The Clapp Memorial Library is a public library in Belchertown, Massachusetts. [1]
Construction began in 1884; it was dedicated in 1887. Today the Library is part of the Belchertown Center Historic District.
Belchertown native John Francis Clapp (1818-1882), a wealthy merchant who died in Brooklyn, bequeathed $40,000 for the erection of a library with 5,000 books from his personal collections. [2]
Clapp was said to be convalescing in the home of Dr. George F. Thomson, the Town physician who lived across South Main Street from where the library would be erected, when Clapp "formed plans" for the building. [3]
Designed by New York architect H.F. Kilburn in the Richardsonian Romanesque style, the Library takes the form of a Latin cross and features two large, stained glass windows as well as an eighty-foot-high tower in the center of the building. [4]
Constructed by the Bartlett Brothers of Whately, MA, the building features primarily local materials, including the brownstone from Longmeadow, MA, the brick trim from Holyoke, MA, and the stained glass windows, made from sand and silica from Western Massachusetts. [5]
James Clapp's brothers donated $8,000 for the construction with another $8,200 donated by Calvin Bridgman, Susan Bridgman, Amarilla Bascom and Harriet Dwight Longley. In 1911, the library was said to have more books per capita than any other town in the state. [6]
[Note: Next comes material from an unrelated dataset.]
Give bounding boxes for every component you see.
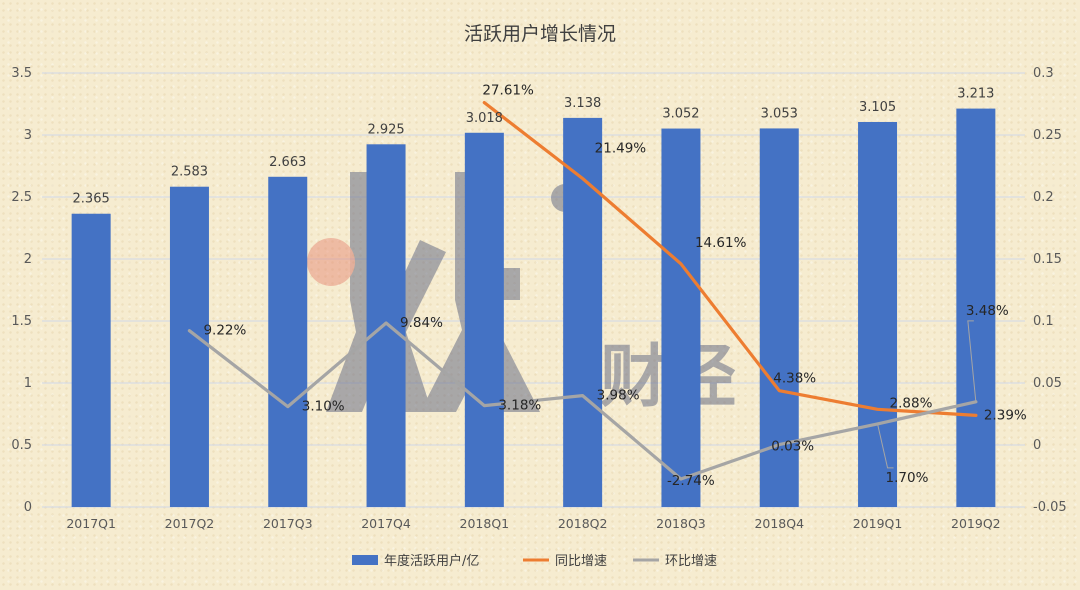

At the June 30, 1887, dedication, brother Dwight Clapp told the gathered townspeople and dignitaries to "do what little we can in our day to make life in this old hill town of New England richer and broader, higher and nobler, sweeter and purer, to generations which come after us."
The first librarian was Lydia A. Barton, who served from 1887 until her death in 1911. [7] The building is not owned or maintained by the town, but rather by the Trustees of the Library. [8]
Today, the library hosts an array of clubs, book sales, classes, lectures, local school programs and community events.